Date of Award


Document Type


Degree Name

Doctor of Philosophy (PhD)

Legacy Department

Mechanical Engineering


Li, Gang

Committee Member

Biggers , Sherrill B.

Committee Member

Joseph , Paul F.

Committee Member

Thompson , Lonny L.


Nanocomposites are composite materials which incorporate nanosized particles, platelets or fibers. The addition of nanosized phases into the bulk matrix can lead to significantly different material properties compared to their macrocomposite counterparts. Due to their extraordinary properties, nanocomposites promise new applications in many fields such as ultra-high strength and ultra-light automotive parts, non-linear optics, biomedical applications, sensors and actuators, and thermoelectric devices. The design and fabrication of nanocomposite structures, devices and systems can be accelerated by developing accurate and efficient computational tools that can describe the properties and behavior of the nanocomposites. However, the development of such tools is challenging due to the multiscale nature of the materials. In addition, many devices where nanocomposites are employed are multiphysics systems with interactions of the mechanical, thermal and electrical energy domains. In such systems, while mechanical deformation is dependent on the temperature change, the thermal and electrical transport properties are functions of mechanical strain. In this work, we develop theoretical and computational models to address these issues and investigate the strain effect on the thermal and electrical transport properties in Si/Ge nanocomposites.
We model strain effect on the phonon thermal conductivities in the Si/Ge nanocomposite materials by combining the strain dependent lattice dynamics and the ballistic phonon Boltzmann transport equation (BTE).
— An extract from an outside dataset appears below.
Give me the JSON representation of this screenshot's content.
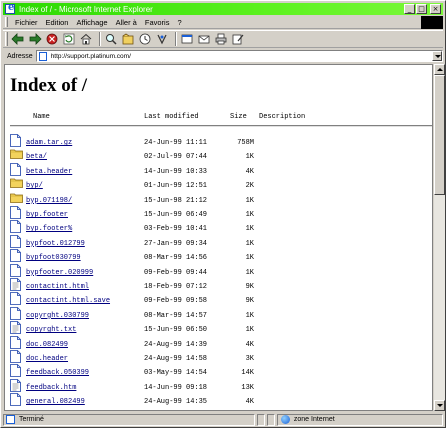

The Seebeck coefficient and electrical conductivity of the Si/Ge nanocomposites are calculated by using an analytical model derived from the BTE under the relaxation-time approximation. The effect of strain is incorporated into the analytical model through strain induced energy shift and effective mass variation calculated from the deformation potential theory and a degenerate kp method at the zone-boundary X point. By using the models, strain effect on the thermoelectric figure of merit is investigated for n-type Si/Ge nanocomposite materials. Our calculations reveal that in the 300 − 800 K temperature range, uniaxial tensile strain along < 100 > direction increases dimensionless figure of merit parallel to the tension, and biaxial tensile strain along [100] and [010] directions decreases it at low temperatures and increases it at high temperatures in the tension directions. Shear strain and compressive uniaxial and biaxial strains decrease the figure of merit. At 800K with an electron concentration of 10^19/cm^3, 1% uniaxial tensile strain can increase the figure of merit of Si(0.8)Ge(0.2) nanocomposites by as much as 14%.
In light of nanocomposites' high electrical to thermal conductivity ratio, we propose to use Si/Ge nanocomposite materials to improve the performance of micro thermal actuators. The high electrical to thermal conductivity ratio of Si/Ge nanocomposites is utilized to facilitate a rapid temperature change within a short distance, enabling a high temperature increase in a large region of the actuator beams. The total structural thermal expansion and consequently the actuation distance can be increased significantly. A top-down quasicontinuum multiscale model is presented for computational analysis of the nanocomposite based thermal actuators. Numerical results indicate that incorporating Si/Ge nanocomposites in thermal actuators can significantly increase their energy efficiency and mechanical performance. In addition, parametric studies show that the size of the nanocomposite region and atomic percentage of the material components have significant effects on the overall performance of the actuators.